Proper "set-back" should position the tip of your saddle approximately 5-10% of your saddle height behind the vertical line drawn through the crank axle. You can measure this by dropping a plumb line off the tip of your saddle.

The 0.88 and 10% rules are good starting points and will put you close to a really good fit. You should be able to acheive this position on nearly any frame size, due to the large range of seat post extension possible.

Bar/Stem height is more limited by frame size and it is thererfor critical that you choose the correct frame. We recomend never using more than 20mm of spacers between the top cap of the headset and your stem, meaning you have only 20mm of adjustable height. Stem length is obviously more flexible as stem lenths range from 80 to 130mm.

We suggest you compare the Stack and Reach numbers for your current frame to the geometry of our frames. For exampe, if your current frame has a Stack of 550mm and you currently have 10mm of spacers under your stem, then by choosing a frame with 540mm of Stack and and using 20mm of spacers you would end up with exactly the same bar height. Likewise, if your current frame has 390mm of Reach and you use a 100mm stem then by using a 110mm stem on a frame with 380mm of Reach you would be within millimeters of your current position.


Stem Length

The length of your stem is a critical determining factor in bike fit. A short stem will result in a shorter reach overal from saddle to handlebar. When the stem is too short you will sit with a large curvature in the spine, resulting in dis-comfort and in the worst case restricted breathing. A stem that is too long will result in the rider over-reaching, adding extra strain on the lower back and core muscles and possible lower back pains.

Most riders have an opinion already about what works for them. We recommend 100mm stems on smaller frames and 110mm on M-L sizes as starting points. The great part of buying a bike from us is that you are free to choose whichever size you prefer and we'll even offer to switch the stem out after you've made your purchase if needed.

Gear Ratios

On each of our F|AR and F|DISC builds we offer you several choices of gear ratios which will help you choose the bike which is perfect for your needs. This feature is unique to FARA Cycling.

Regular: Usually a 52x36 front chainring and an 11-28 rear cassette. This set-up is the industry norm and perfect for capable riders living in areas without extended or very steep climbs.

Compact: Usually a 50x34 front chainring combined with an 11-30 cassette. This is a great set-up for riders who live in hilly terrain or just want a little extra gearing to get up the steepest parts of the climbs.

Super-Compact: Using a 50x34 front chainring combined with an 11-34 rear cassette offers a 1-1 gear ratio at the top of the range. This is a massively easy gear that should get any cyclist up pretty much any climb. Choose the Super-Compact option if you live in or travel to areas with long, steep climbs and feel you could use a little assistance through easier gearing.

Handlebar Width

Handlebar size is generally related to your shoulder width but recently a few other factors have come into play.

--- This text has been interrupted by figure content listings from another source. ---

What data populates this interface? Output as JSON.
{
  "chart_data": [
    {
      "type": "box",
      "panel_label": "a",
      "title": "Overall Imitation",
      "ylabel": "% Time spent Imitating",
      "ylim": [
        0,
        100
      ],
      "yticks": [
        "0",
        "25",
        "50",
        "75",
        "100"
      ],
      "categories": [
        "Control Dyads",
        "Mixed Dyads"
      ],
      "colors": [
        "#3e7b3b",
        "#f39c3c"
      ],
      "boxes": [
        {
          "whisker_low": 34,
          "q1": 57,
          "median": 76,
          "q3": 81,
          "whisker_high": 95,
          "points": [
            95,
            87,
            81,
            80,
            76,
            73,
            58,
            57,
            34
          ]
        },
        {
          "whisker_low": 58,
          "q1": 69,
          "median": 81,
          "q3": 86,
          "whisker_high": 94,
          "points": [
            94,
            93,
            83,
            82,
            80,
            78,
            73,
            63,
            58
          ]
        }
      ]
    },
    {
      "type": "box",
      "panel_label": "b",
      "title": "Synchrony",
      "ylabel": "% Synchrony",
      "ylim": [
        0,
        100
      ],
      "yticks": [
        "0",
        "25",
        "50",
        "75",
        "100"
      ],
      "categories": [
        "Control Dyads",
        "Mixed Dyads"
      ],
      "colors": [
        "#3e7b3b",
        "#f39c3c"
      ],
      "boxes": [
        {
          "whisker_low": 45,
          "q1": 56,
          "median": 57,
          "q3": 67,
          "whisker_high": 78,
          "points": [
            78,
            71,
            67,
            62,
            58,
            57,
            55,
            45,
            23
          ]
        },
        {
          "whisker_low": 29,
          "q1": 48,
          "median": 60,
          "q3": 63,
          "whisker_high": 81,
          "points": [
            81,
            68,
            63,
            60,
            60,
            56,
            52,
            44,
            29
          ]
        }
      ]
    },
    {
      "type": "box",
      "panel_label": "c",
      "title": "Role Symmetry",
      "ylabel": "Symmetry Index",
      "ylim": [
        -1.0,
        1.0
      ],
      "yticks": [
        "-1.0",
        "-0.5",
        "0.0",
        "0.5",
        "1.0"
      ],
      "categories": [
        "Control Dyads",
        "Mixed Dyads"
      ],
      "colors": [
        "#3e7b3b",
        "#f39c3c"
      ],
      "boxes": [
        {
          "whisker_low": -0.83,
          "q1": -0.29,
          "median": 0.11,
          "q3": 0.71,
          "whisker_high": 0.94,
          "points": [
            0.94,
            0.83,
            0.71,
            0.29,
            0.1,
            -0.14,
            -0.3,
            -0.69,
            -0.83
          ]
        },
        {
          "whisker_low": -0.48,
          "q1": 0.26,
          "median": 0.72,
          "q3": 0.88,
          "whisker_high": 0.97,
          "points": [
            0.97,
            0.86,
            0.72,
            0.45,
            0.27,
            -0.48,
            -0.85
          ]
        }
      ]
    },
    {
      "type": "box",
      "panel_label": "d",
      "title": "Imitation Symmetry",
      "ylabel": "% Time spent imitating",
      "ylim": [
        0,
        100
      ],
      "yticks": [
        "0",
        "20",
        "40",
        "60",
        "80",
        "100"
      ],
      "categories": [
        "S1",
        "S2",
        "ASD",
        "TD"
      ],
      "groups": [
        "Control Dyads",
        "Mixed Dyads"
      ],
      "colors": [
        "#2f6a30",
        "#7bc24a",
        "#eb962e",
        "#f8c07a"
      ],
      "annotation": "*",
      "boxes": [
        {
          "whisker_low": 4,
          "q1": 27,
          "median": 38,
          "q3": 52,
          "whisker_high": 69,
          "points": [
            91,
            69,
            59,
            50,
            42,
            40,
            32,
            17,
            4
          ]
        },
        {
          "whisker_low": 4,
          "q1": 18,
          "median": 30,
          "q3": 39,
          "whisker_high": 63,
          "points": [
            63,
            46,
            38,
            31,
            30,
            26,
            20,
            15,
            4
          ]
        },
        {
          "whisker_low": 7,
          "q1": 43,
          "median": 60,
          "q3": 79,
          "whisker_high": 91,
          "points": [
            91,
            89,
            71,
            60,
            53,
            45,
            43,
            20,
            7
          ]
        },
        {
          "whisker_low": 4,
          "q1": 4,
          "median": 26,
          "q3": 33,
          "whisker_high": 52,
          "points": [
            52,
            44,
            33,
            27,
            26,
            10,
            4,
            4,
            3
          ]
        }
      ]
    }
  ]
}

The normal options vary between 40cm to 44cm with 42cm being the absolute most popular size. Smaller riders and women may also look into an even smaller 38cm size.

To measure the proper width with regards to your own body, follow these steps:

1. Have someone find the bony protrusions on the front of your shoulders and measure the distance between each shoulder.

2. Add 2cm for your ideal handlebar width.

There is a trend in the pro-peloton towards narrower bars. the reasoning behind this is better aerodynamics and also being able to squeeze through gaps between riders when fighting for position in their aggressive packs.

Another trend surfacing with the emergence of gravel riding is wider bars, offering more varied hand positions for longer rides, more space for handlbar-loaded luggage and more control on technical descents.

For the rest of us, these issues should be secondary to comfort as well as an open chest for better breathing. If in doubt, just take 42cm :-P

Crank Length

Scientifically determining correct crank length is a complicated subject with several valid theories abound. In lieu of a professional bike fit, we as an online direct brand have determined default crank lengths that we build all of our bikes with:

All bike sizes under 53cm will be built with a 170mm crank.

All bike sizes 53cm and over will be built with a 172.5mm crank.

All F|GRAVEL and 1x builds will be built with a 172.5mm crank.

If you should prefer another alternative, please mention it in the comments field when checking out and we will be happy to accomodate you.